Mrs Chimezie said that IWA also established a primary school in Lagos with the mission to exclusively teach the Igbo, cultures and tradition.

She, however, regretted that the initiative was being threatened by the lack of teachers to teach Igbo. 

She said that as part of its advocacy initiatives, IWA planned to hold an elaborate celebration of this year’s United Nations Mother Tongue Day on February 24 in Owerri

She said they planned to use the event to appeal to Houses of Assembly in the South-East, churches, traditional rulers, Igbo groups and socio-cultural organisations to make laws and bylaws to enforce the mandatory speaking of the Igbo in schools and public events.

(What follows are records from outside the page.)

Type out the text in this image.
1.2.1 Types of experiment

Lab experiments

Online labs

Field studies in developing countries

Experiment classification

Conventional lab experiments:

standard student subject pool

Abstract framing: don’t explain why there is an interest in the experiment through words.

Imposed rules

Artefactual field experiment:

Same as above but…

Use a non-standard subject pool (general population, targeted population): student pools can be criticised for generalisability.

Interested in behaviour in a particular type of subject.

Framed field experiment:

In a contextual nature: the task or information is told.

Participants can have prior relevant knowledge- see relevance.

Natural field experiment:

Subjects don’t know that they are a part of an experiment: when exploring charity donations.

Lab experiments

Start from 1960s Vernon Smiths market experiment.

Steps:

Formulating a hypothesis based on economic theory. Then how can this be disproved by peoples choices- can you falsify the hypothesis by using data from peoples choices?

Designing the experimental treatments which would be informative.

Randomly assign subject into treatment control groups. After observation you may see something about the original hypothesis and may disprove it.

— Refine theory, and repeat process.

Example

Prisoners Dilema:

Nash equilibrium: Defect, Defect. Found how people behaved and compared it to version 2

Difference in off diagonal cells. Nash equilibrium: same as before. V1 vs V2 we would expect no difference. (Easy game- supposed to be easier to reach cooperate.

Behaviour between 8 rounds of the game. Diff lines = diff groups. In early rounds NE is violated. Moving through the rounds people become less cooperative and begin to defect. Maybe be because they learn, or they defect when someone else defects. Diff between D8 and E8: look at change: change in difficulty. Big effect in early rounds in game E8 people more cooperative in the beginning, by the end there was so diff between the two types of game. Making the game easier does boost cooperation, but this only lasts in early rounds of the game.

Mrs Chimezie listed the mission of IWA to include ensuring the sustainability and propagation of Igbo and cultural values across generations.

“Our mission is also to restore the glory of the Igbo woman through economic empowerment, promotion of Igbo education and reviving the rich Igbo culture,” she said.

She also said that the assembly planned to establish Igbo training centres in the 36 states of the federation and in the Diaspora.

She said, “It is also our mission to revive and reform our native laws and customs through defining the roles of wives in the home. We shall protect the women’s right to own property and control their earnings, encouraging intra-marriage among Igbo people and reviving the custom of collective child training.”

Mrs Chimezie further said that the group intended to promote agriculture as an important component of its mission statement through cooperatives, mechanised farming and provision of equipment to enhance productivity.

She said that already, the group had started organising workshops for women on the processing of raw agricultural produce, including rice, cassava and palm oil, amongst others, into finished goods.

“We also want to join the men to develop industries in the South-East by creating an enabling environment, where our people can invest in a venture and it will thrive. We plan to encourage our businessmen and women, who are into importation, to go into production and site processing industries in the zone to take our teeming unemployed youths out of the streets.

“When we have industries in the South-East that create employment, our people will stop migrating to other parts of the world.

Stopping the mass exodus from here will help to grow our youth population, which is essential for the economic development of the zone,” she said.

Mrs Chimezie, who was flanked at the briefing by officials of the group in Abia, said that IWA was formed by its national leader, Mrs Maria Okwo in 2008 and later merged with her own “Onye mara nwanneya” (know thy brother – IWA slogan), in 2020.

She said that the assembly had affiliated to Ohanaeze Ndigbo Worldwide, led by Chief Emmanuel Iwuanyanwu as President-General.